For Gemini model-based metrics, the Gen AI evaluation service supports all input languages that are supported by Gemini 1.5 Pro. However, the quality of evaluations for non-English inputs may not be as high as the quality for English inputs.

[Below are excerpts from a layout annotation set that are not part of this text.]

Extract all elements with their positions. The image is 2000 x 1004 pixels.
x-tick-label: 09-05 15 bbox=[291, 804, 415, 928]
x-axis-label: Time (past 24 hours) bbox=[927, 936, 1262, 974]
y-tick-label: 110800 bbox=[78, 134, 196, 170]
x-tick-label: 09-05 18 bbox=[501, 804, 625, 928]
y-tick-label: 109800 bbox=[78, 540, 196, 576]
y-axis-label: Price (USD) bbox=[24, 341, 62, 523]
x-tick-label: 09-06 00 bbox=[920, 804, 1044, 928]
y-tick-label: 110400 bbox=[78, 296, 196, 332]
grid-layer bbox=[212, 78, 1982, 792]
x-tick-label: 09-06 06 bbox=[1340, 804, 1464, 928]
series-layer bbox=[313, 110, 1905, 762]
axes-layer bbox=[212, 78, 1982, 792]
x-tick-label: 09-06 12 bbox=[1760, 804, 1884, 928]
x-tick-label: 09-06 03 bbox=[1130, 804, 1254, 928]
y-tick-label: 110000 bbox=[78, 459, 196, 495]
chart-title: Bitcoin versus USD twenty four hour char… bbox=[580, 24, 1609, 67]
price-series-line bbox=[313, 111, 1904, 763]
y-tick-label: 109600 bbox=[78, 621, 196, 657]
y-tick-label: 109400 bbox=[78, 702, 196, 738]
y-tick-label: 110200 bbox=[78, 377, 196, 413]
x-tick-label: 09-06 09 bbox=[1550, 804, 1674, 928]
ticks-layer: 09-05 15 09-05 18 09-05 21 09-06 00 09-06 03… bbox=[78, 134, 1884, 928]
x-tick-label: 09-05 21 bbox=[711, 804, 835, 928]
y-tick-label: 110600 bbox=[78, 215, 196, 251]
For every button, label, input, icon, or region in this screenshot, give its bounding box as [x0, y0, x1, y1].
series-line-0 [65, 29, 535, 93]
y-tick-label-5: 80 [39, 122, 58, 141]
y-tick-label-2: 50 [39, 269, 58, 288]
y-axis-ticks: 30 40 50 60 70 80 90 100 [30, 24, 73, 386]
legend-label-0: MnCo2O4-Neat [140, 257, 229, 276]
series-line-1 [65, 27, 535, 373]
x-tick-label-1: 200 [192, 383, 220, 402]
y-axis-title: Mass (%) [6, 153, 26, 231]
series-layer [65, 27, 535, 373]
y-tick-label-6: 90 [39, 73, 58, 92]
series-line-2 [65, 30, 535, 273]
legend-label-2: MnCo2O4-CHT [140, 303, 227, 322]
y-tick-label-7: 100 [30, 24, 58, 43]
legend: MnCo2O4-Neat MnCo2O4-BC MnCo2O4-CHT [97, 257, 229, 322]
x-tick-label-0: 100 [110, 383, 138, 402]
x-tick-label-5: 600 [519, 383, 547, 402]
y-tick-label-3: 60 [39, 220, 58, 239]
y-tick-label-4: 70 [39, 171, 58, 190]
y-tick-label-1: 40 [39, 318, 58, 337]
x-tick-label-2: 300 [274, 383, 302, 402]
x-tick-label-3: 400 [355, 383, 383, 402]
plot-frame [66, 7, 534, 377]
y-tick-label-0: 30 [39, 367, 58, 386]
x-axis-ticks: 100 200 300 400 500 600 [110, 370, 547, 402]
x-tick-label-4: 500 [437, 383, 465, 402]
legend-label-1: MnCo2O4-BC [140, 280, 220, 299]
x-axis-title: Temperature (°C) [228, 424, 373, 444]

The Gen AI evaluation service supports the following languages for model-based translation metrics:

MetricX

Supported languages for MetricX: Afrikaans, Albanian, Amharic, Arabic, Armenian, Azerbaijani, Basque, Belarusian, Bengali, Bulgarian, Burmese, Catalan, Cebuano, Chichewa, Chinese, Corsican, Czech, Danish, Dutch, English, Esperanto, Estonian, Filipino, Finnish, French, Galician, Georgian, German, Greek, Gujarati, Haitian Creole, Hausa, Hawaiian, Hebrew, Hindi, Hmong, Hungarian, Icelandic, Igbo, Indonesian, Irish, Italian, Japanese, Javanese, Kannada, Kazakh, Khmer, Korean, Kurdish, Kyrgyz, Lao, Latin, Latvian, Lithuanian, Luxembourgish, Macedonian, Malagasy, Malay, Malayalam, Maltese, Maori, Marathi, Mongolian, Nepali, Norwegian, Pashto, Persian, Polish, Portuguese, Punjabi, Romanian, Russian, Samoan, Scottish Gaelic, Serbian, Shona, Sindhi, Sinhala, Slovak, Slovenian, Somali, Sotho, Spanish, Sundanese, Swahili, Swedish, Tajik, Tamil, Telugu, Thai, Turkish, Ukrainian, Urdu, Uzbek, Vietnamese, Welsh, West Frisian, Xhosa, Yiddish, Yoruba, Zulu.

COMET

Supported languages for COMET: Afrikaans, Albanian, Amharic, Arabic, Armenian, Assamese, Azerbaijani, Basque, Belarusian, Bengali, Bengali Romanized, Bosnian, Breton, Bulgarian, Burmese, Burmese, Catalan, Chinese (Simplified), Chinese (Traditional), Croatian, Czech, Danish, Dutch, English, Esperanto, Estonian, Filipino, Finnish, French, Galician, Georgian, German, Greek, Gujarati, Hausa, Hebrew, Hindi, Hindi Romanized, Hungarian, Icelandic, Indonesian, Irish, Italian, Japanese, Javanese, Kannada, Kazakh, Khmer, Korean, Kurdish (Kurmanji), Kyrgyz, Lao, Latin, Latvian, Lithuanian, Macedonian, Malagasy, Malay, Malayalam, Marathi, Mongolian, Nepali, Norwegian, Oriya, Oromo, Pashto, Persian, Polish, Portuguese, Punjabi, Romanian, Russian, Sanskrit, Scottish, Gaelic, Serbian, Sindhi, Sinhala, Slovak, Slovenian, Somali, Spanish, Sundanese, Swahili, Swedish, Tamil, Tamil Romanized, Telugu, Telugu Romanized, Thai, Turkish, Ukrainian, Urdu, Urdu Romanized, Uyghur, Uzbek, Vietnamese, Welsh, Western, Frisian, Xhosa, Yiddish.